Again, the ACCC is seeking submissions in July.
Even if the outcome is bad for Borg, we saw from last week’s authorisation of the Sea Swift/Toll transaction that there’s always the plan B of proving a public benefit to the Australian Competition Tribunal.
Power in Numbers
Finally this week, the ACCC has published a new guide about collective bargaining. The guide is pitched at small businesses and farmers that may be required to negotiate important deals with larger companies.
In general, competitors are required to act independently in their business dealings. The CCA prohibits competitors from colluding about pricing and other business decisions. However, in some circumstances, it makes sense for competitors to work together to finalise the terms and conditions on which to deal with a common customer or supplier.
For example, several farmers might sell their milk to a supermarket chain. The bargaining power of each farmer would be heavily unbalanced compared to the supermarket – and it is likely that a better outcome could be reached if the farmers jointly negotiated with the supermarket.

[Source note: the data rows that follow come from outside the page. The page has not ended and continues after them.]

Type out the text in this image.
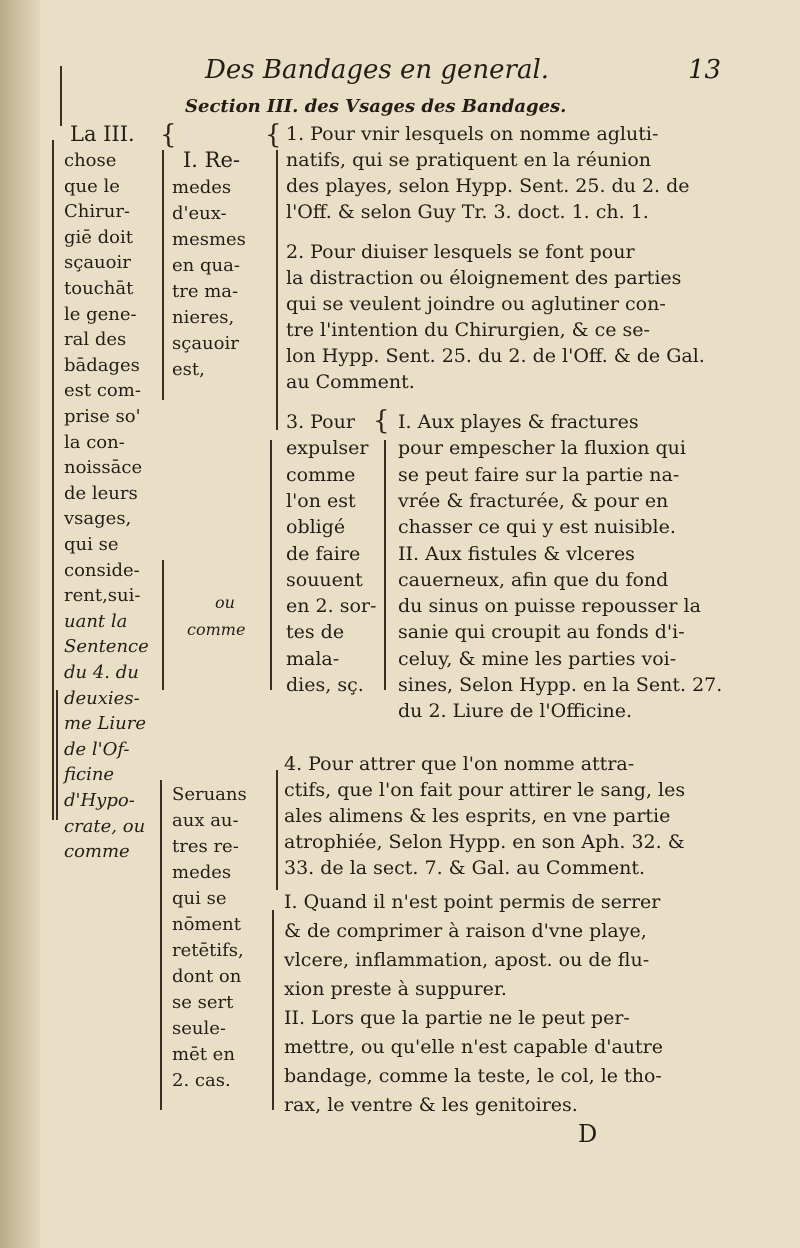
Des Bandages en general.	13
Section III. des Vsages des Bandages.
La III. {
chose
que le
Chirur-
giē doit
sçauoir
touchāt
le gene-
ral des
bādages
est com-
prise so'
la con-
noissāce
de leurs
vsages,
qui se
conside-
rent,sui-
uant la
Sentence
du 4. du
deuxies-
me Liure
de l'Of-
ficine
d'Hypo-
crate, ou
comme
I. Re-
medes
d'eux-
mesmes
en qua-
tre ma-
nieres,
sçauoir
est,
ou
comme
Seruans
aux au-
tres re-
medes
qui se
nōment
retētifs,
dont on
se sert
seule-
mēt en
2. cas.
{
{
1. Pour vnir lesquels on nomme agluti-
natifs, qui se pratiquent en la réunion
des playes, selon Hypp. Sent. 25. du 2. de
l'Off. & selon Guy Tr. 3. doct. 1. ch. 1.
2. Pour diuiser lesquels se font pour
la distraction ou éloignement des parties
qui se veulent joindre ou aglutiner con-
tre l'intention du Chirurgien, & ce se-
lon Hypp. Sent. 25. du 2. de l'Off. & de Gal.
au Comment.
3. Pour
expulser
comme
l'on est
obligé
de faire
souuent
en 2. sor-
tes de
mala-
dies, sç.
I. Aux playes & fractures
pour empescher la fluxion qui
se peut faire sur la partie na-
vrée & fracturée, & pour en
chasser ce qui y est nuisible.
II. Aux fistules & vlceres
cauerneux, afin que du fond
du sinus on puisse repousser la
sanie qui croupit au fonds d'i-
celuy, & mine les parties voi-
sines, Selon Hypp. en la Sent. 27.
du 2. Liure de l'Officine.
4. Pour attrer que l'on nomme attra-
ctifs, que l'on fait pour attirer le sang, les
ales alimens & les esprits, en vne partie
atrophiée, Selon Hypp. en son Aph. 32. &
33. de la sect. 7. & Gal. au Comment.
I. Quand il n'est point permis de serrer
& de comprimer à raison d'vne playe,
vlcere, inflammation, apost. ou de flu-
xion preste à suppurer.
II. Lors que la partie ne le peut per-
mettre, ou qu'elle n'est capable d'autre
bandage, comme la teste, le col, le tho-
rax, le ventre & les genitoires.
D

The CCA strikes this balance by providing mechanisms for collective bargaining arrangements to be allowed where there is a net public benefit. Similarly, the ACCC recognises that collective boycotts may be a necessary evil in some negotiation scenarios. Collective boycotts involve a group of competitors all refusing to deal with a common consumer or supplier unless the consumer or supplier meets the demands of the group.
Importantly, collective bargaining is not just intended to benefit small businesses that decide to collaborate in their dealings with larger entities. According to the ACCC, collective bargaining is also good for the company on the other side of the negotiation table, because it can lead to reduced costs and increased certainty.